Gevorg Gorgisyan (Գևորգ Գորգիսյան; born 23 January 1986), is an Armenian politician, Member of the National Assembly of Armenia and the secretary of Bright Armenia faction.

== Biography ==
In 2007-2009 Gorgisyan served in the Armed Forces of the Republic of Armenia.
In 2003 he entered the Computer Systems and Computer Science Department of the Armenian State Engineering University. In 2011 Gevorg graduated with a master's degree from the “Synopsys Armenia” Educational Department, receiving specialty of Automation of Electronic Design.

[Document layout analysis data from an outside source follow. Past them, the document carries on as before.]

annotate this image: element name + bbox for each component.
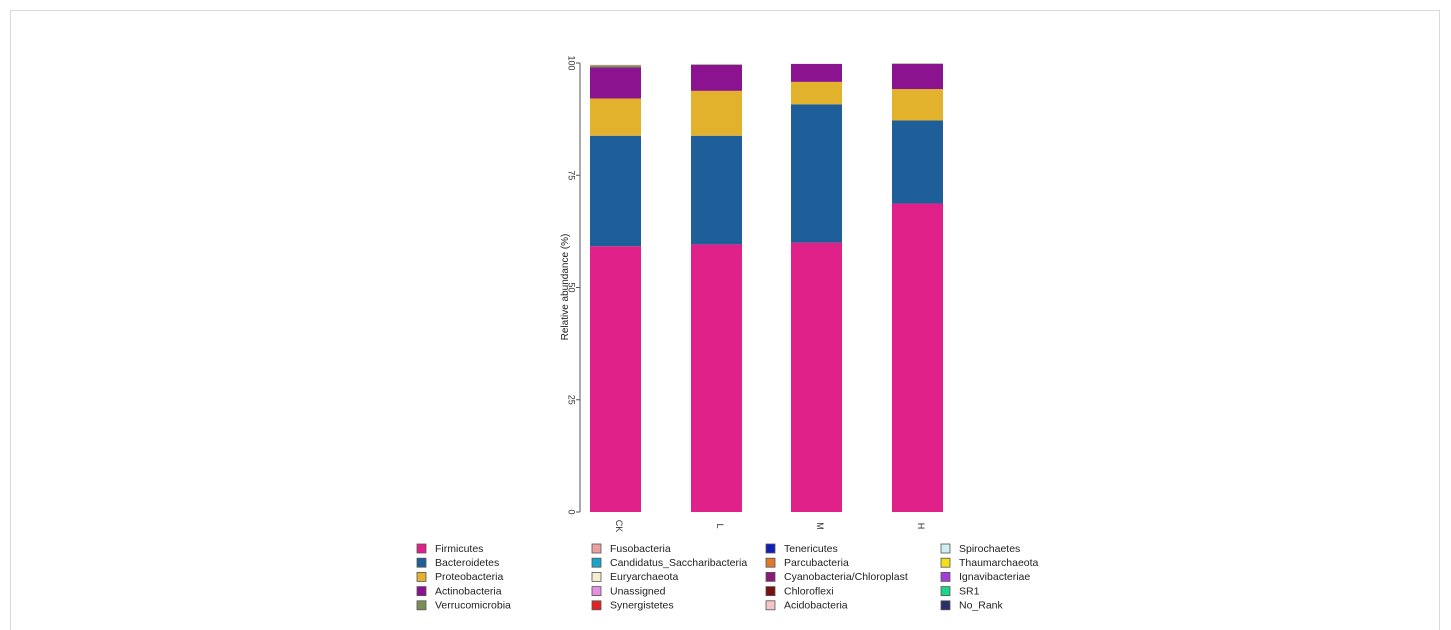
legend-item: Tenericutes [766,543,838,555]
legend-label: Tenericutes [784,543,838,555]
bar-segment-Firmicutes [892,204,943,512]
legend-swatch [766,601,775,610]
legend-item: Synergistetes [592,600,674,612]
legend-swatch [592,587,601,596]
bar-segment-Actinobacteria [691,65,742,91]
legend-label: Thaumarchaeota [959,557,1039,569]
legend-item: Candidatus_Saccharibacteria [592,557,747,569]
y-tick-label: 0 [567,509,577,514]
legend-item: Unassigned [592,585,666,597]
x-tick-label: CK [614,520,624,533]
bar-segment-Actinobacteria [590,67,641,98]
bar-segment-Firmicutes [691,244,742,512]
legend-label: Cyanobacteria/Chloroplast [784,571,908,583]
bar-segment-Actinobacteria [892,64,943,89]
legend-label: Synergistetes [610,600,674,612]
legend-label: Fusobacteria [610,543,671,555]
bar-segment-Bacteroidetes [590,136,641,246]
bar-segment-Bacteroidetes [691,136,742,245]
legend-item: Cyanobacteria/Chloroplast [766,571,908,583]
legend-item: Proteobacteria [417,571,503,583]
legend-swatch [417,601,426,610]
legend-label: Acidobacteria [784,600,848,612]
legend-label: Proteobacteria [435,571,503,583]
legend: Firmicutes Bacteroidetes Proteobacteria Act… [417,543,1039,612]
bar-segment-Bacteroidetes [791,104,842,242]
y-tick-label: 25 [567,395,577,405]
bar-segment-Firmicutes [791,243,842,512]
legend-label: Parcubacteria [784,557,849,569]
legend-label: Ignavibacteriae [959,571,1030,583]
legend-label: Euryarchaeota [610,571,678,583]
y-tick-label: 75 [567,170,577,180]
legend-item: Chloroflexi [766,585,834,597]
legend-swatch [592,572,601,581]
bar-segment-Verrucomicrobia [590,65,641,67]
bar-stack-CK [590,65,641,512]
legend-item: Thaumarchaeota [941,557,1039,569]
legend-swatch [941,601,950,610]
legend-swatch [766,572,775,581]
legend-label: Candidatus_Saccharibacteria [610,557,747,569]
legend-label: Bacteroidetes [435,557,499,569]
y-axis-title: Relative abundance (%) [560,234,571,341]
legend-swatch [941,572,950,581]
bar-stack-H [892,63,943,512]
legend-swatch [417,558,426,567]
bar-segment-Proteobacteria [791,82,842,104]
legend-swatch [941,544,950,553]
legend-swatch [592,558,601,567]
bar-stack-L [691,64,742,512]
x-tick-label: L [715,523,725,528]
bar-segment-Bacteroidetes [892,120,943,203]
legend-swatch [941,587,950,596]
legend-swatch [417,587,426,596]
legend-item: Firmicutes [417,543,483,555]
legend-item: Spirochaetes [941,543,1020,555]
x-tick-label: H [916,523,926,530]
legend-swatch [592,601,601,610]
legend-item: SR1 [941,585,980,597]
bar-segment-Firmicutes [590,246,641,512]
legend-item: Bacteroidetes [417,557,499,569]
legend-item: Verrucomicrobia [417,600,511,612]
bar-segment-Actinobacteria [791,64,842,82]
legend-label: Chloroflexi [784,585,834,597]
bar-segment-Proteobacteria [892,89,943,120]
legend-swatch [766,587,775,596]
legend-label: No_Rank [959,600,1004,612]
legend-item: Ignavibacteriae [941,571,1030,583]
legend-swatch [417,572,426,581]
bar-stack-M [791,64,842,512]
legend-swatch [592,544,601,553]
legend-item: Parcubacteria [766,557,849,569]
legend-swatch [941,558,950,567]
legend-item: Euryarchaeota [592,571,678,583]
legend-swatch [417,544,426,553]
x-tick-label: M [815,522,825,530]
x-axis-tick-labels: CK L M H [614,520,926,533]
y-tick-label: 100 [567,55,577,70]
legend-label: Actinobacteria [435,585,502,597]
legend-label: SR1 [959,585,980,597]
legend-label: Verrucomicrobia [435,600,511,612]
bars [590,63,943,512]
bar-segment-Proteobacteria [691,91,742,136]
legend-label: Unassigned [610,585,666,597]
legend-item: Actinobacteria [417,585,502,597]
legend-label: Spirochaetes [959,543,1020,555]
legend-swatch [766,544,775,553]
legend-item: No_Rank [941,600,1004,612]
legend-item: Fusobacteria [592,543,671,555]
legend-item: Acidobacteria [766,600,848,612]
legend-swatch [766,558,775,567]
bar-segment-Proteobacteria [590,98,641,135]
legend-label: Firmicutes [435,543,483,555]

From February 1, 2007, to January 12, 2015, Gorigisyan worked in the number of IT companies: namely Armproject, “Stream Tech” LLC, NairiSoft, Altakod, IAM Cloud.

In 2013-2014 he was member of the coordinating group of the “I am against” initiative. After that he become member of the coordinating group of the “Bright Armenia” initiative.

In 2015 was elected as a member of the council of the Bright Armenia party.

From 2017 to 2019 Gorgisyan was member of the National Assembly (electoral district #2 of the alliance of parties “Way Out”). In the period of May 24.2017 - September 19. 2018 - Member of the Standing Committee on European Integration of the National Assembly.

On December 9, 2018, Gevorg Gorgisyan was elected as Member of the National Assembly of Armenia from the territorial electoral list of the electoral district #2 of the Bright Armenia party.